Portrait d’un VUS électrique hyper confortable, lourd et assurément trop avancé pour votre humble serviteur.

Design : 6/10

L’an dernier, j’accordais la note très ordinaire de 6 sur 10 à la berline EQS, la voiture qui n’offre pas la même élégance que celle de la bonne vieille Classe S à essence à mon humble avis. Et je n’ai d’autre choix que de tenir le même discours pour le VUS EQS. Je l’admets, un véhicule électrique doit être aérodynamique au possible et l’EQS haut sur pattes respecte cette affirmation, mais ça manque de panache à mon humble avis.

On retrouve d’ailleurs la même ambiance que sur la berline, ainsi que sur les autres VÉ fort attendus en Amérique du Nord, ceux qui porteront le nom EQE. Ce bouclier lisse essaye tant bien que mal de séduire avec son motif à trois pointes, sans oublier l’étoile d’argent et cette bande lumineuse qui traverse la devanture pour se jeter par-dessus les blocs optiques.

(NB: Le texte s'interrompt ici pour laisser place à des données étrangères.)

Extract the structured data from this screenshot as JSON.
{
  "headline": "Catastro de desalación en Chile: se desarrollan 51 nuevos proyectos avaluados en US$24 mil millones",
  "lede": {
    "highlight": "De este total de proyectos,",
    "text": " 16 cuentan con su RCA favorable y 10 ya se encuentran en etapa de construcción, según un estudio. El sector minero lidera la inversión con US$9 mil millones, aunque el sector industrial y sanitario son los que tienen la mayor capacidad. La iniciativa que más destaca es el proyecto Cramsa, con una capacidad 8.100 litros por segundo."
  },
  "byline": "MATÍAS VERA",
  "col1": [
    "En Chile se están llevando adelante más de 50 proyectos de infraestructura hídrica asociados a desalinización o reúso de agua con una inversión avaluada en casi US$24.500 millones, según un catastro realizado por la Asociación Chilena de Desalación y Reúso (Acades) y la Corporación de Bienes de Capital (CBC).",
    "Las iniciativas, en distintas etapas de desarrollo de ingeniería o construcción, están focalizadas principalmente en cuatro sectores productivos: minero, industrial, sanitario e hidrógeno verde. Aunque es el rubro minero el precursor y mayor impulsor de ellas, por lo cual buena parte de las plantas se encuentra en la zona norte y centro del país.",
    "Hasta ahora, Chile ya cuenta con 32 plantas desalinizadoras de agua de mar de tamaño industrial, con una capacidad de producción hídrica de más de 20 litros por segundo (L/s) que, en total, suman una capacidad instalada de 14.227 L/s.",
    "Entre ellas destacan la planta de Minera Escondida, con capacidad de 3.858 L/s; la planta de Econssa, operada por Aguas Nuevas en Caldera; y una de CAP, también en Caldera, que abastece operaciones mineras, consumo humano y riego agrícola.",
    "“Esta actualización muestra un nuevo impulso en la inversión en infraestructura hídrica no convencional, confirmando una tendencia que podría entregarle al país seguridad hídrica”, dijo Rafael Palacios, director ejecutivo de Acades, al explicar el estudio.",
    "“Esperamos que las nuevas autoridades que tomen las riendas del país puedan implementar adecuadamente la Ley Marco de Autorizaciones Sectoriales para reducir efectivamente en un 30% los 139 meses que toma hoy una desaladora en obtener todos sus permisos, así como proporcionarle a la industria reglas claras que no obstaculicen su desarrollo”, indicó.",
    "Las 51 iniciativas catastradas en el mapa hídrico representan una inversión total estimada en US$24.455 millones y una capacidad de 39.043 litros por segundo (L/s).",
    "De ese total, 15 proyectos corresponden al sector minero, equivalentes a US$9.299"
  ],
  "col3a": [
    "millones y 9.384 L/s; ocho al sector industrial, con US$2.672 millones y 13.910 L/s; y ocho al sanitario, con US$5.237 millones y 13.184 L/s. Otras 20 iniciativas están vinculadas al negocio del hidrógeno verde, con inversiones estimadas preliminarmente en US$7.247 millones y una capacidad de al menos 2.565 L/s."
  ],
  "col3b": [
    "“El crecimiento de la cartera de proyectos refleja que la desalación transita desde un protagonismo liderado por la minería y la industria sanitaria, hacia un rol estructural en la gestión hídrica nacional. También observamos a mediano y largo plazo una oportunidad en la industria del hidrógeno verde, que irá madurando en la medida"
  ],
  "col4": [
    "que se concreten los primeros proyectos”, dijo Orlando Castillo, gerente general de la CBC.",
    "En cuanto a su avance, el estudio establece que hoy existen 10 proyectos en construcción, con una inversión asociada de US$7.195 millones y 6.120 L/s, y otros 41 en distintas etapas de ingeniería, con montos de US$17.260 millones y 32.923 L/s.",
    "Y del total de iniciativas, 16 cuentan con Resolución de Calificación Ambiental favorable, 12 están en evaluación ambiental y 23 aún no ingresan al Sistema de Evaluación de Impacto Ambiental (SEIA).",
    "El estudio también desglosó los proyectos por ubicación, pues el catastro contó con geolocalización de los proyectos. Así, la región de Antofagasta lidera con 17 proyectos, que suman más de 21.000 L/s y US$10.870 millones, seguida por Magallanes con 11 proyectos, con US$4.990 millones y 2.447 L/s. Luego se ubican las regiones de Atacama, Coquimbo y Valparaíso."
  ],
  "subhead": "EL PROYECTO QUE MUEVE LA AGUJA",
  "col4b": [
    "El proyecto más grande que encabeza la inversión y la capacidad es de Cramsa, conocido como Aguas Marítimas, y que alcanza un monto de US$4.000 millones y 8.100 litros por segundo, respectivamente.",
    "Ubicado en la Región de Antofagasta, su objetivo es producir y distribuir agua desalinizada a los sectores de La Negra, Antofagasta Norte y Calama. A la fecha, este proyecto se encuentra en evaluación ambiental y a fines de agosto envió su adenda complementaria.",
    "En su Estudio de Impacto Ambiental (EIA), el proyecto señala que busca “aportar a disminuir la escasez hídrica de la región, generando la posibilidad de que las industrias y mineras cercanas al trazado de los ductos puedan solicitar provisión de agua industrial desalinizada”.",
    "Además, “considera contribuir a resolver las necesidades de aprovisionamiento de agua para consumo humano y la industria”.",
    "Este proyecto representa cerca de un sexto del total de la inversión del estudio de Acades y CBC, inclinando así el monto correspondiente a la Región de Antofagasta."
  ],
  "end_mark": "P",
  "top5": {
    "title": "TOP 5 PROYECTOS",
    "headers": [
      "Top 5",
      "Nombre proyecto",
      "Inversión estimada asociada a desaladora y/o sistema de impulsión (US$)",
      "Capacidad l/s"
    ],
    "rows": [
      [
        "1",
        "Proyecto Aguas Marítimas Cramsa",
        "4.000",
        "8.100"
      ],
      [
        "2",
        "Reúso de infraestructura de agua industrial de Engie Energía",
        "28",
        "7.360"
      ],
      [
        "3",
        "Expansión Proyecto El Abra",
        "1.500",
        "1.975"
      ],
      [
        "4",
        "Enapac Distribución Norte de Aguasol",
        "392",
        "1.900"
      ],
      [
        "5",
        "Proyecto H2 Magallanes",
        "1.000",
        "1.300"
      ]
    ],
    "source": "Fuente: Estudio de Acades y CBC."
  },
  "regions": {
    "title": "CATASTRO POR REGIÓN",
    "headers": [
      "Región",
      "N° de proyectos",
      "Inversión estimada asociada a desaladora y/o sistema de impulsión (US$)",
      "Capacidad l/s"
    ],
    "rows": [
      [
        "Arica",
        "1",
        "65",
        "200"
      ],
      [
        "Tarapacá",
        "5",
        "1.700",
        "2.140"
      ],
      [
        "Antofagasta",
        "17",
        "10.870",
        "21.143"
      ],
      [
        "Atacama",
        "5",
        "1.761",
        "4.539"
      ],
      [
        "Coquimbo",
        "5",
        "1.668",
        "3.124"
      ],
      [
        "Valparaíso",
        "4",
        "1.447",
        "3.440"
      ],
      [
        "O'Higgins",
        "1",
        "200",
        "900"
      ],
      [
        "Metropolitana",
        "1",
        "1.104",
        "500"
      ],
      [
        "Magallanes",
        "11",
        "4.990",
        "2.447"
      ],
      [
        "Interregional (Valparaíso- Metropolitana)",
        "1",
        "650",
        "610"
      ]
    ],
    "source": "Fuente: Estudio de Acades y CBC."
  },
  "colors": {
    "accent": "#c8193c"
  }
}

Derrière, c’est la même histoire avec ce feu de position qui traverse le véhicule de gauche à droite. Disons seulement que pour un VUS dont le prix de base est de 136 000 $ (dans sa livrée la plus abordable), le design est un trop sobre à mon goût. C’est le prix à payer pour gagner quelques kilomètres d’autonomie, j’imagine!

Sécurité : 9/10

Je n’étonnerai personne en affirmant que ce VUS est fortement équipé pour assurer la sécurité de ses passagers. La présence du groupe optionnel Haut de gamme ajoute d’emblée la direction arrière à angle plus prononcé, les roues qui peuvent tourner sur un angle de 10 degrés, tandis que l’affichage tête haute constitue certainement un autre outil pour garder les yeux sur la route et non sur cet univers digital à la première rangée. En fait, il y a tellement d’options dans cet écran central ou même celui réservé pour le passager que je recommanderais un copilote pendant la conduite. Vous voulez un exemple?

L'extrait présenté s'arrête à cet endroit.